ROGEN: I'd -- I disagree with your very premise. First, we have to see what type of offender are they. That's why the law here in Texas already has a classification program that is to be used. And therefore, all we're asking the judge to do here is follow the law in the state of Texas. And that's...
CARLSON: But I don't think anybody has said -- has claimed that the judge has violated the law in doing this. Are you saying that this judge is acting outside the law, has somehow broken laws by ordering these signs?
ROGEN: Yes. Yes, he is acting outside his constitutional power by creating things. If we think this is a good idea, if you believe it's a good idea, why don't we go to the Texas legislature and pass it so it's in the Texas code of criminal procedure? Rather by what's going on today, we're going to have 1,000 different judges making up what they think is reasonable. Maybe some will think T-shirts are responsible. Perhaps some will believe little patches on their lapels would be a good thing for society. That would be safe.

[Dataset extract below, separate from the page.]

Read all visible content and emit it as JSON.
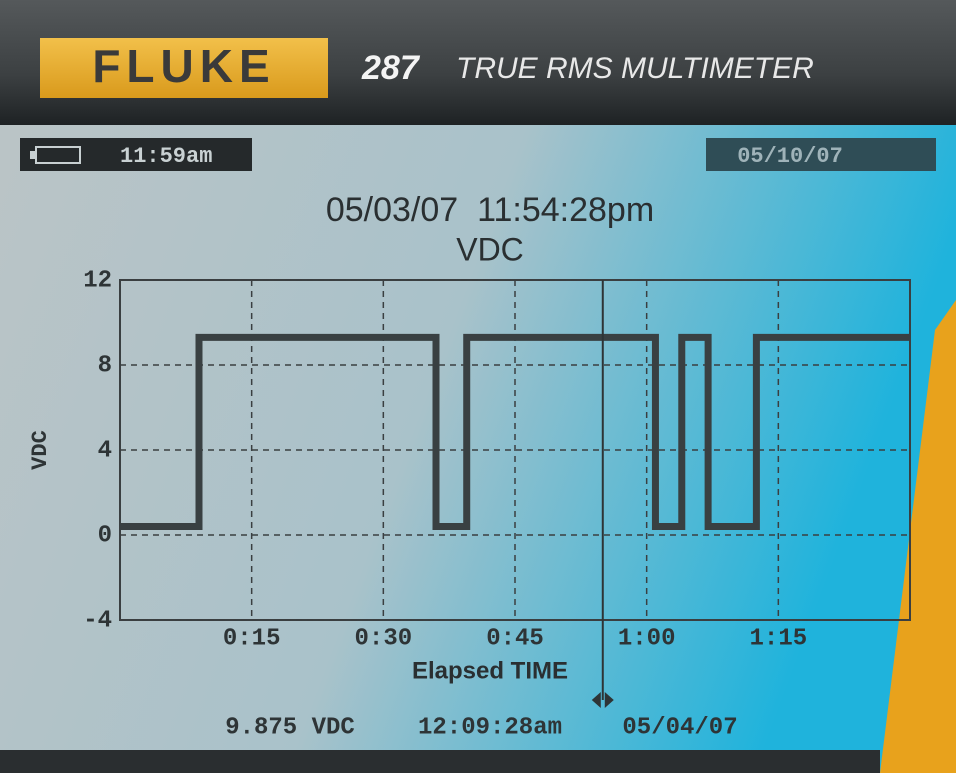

CARLSON: But those aren't absurd. This is innovation. This is innovation in the criminal justice system. Isn't this what America cries out for? New ways to prevent crime?
ROGEN: We do not punish the offender's family. We punish the offender. And what this new wave is doing is bringing us back to the days of having the people to stand in front of the town square and get pelted with tomatoes, instead here we're talking about getting pelted with bullets.
This is a very dangerous thing in the community. And that's what we're worried about, is that someone is going to be hurt or killed.
CARLSON: Mr. Rogen, Mr. Valdez, thank you both very much.
VALDEZ: Thank you.
CARLSON: Mike Kinsley and I will be back in a moment to talk about signs and real estate values and sex offenders, among other things, in our closing comments. We'll be right back.
(COMMERCIAL BREAK)
KINSLEY: Well, Tucker, given your apparent obsession with real estate, I suppose we ought to go straight to that question. As a neighbor of one of these guys, would you actually be happier with a sign in front of your next-door neighbor's house saying "Sex offender lives here."
CARLSON: No, I'd prefer no sign. That way the neighborhood kids would go ever there and play.
Look, I'm interested in more information, in this, in journalism, in everything. It's always better to know more. That's why the Freedom of Information Act is a good thing and that's why these signs are a good thing.
And furthermore, it's nice to have at least one group where you can, you know, where you can say, "Gee, child molesting, unacceptable -- we'll treat it that way."
KINSLEY: Well, it's very unfortunate, as you said, that we can't punish people before they've been convicted. But given that...
CARLSON: These people have already been convicted.
KINSLEY: ... will you acknowledge -- yes, and they made a plea bargain, which did not include this, which Mr. Valdez denied was punishment.
CARLSON: Oh, please.
KINSLEY: You're a sensible person. It is punishment, isn't it?
Maybe -- say -- say it's punishment, it's OK with me. But don't deny...
CARLSON: That's -- that's absolutely...
KINSLEY: Don't deny...
CARLSON: That's absolutely immaterial to me whether it's punishment.
KINSLEY: Nothing changes. From the left, sitting not in for Bill Press, I'm Mike Kinsley. Good night for CROSSFIRE.
CARLSON: And from the right, I'm Tucker Carlson. Join us again tomorrow night for another edition of CROSSFIRE.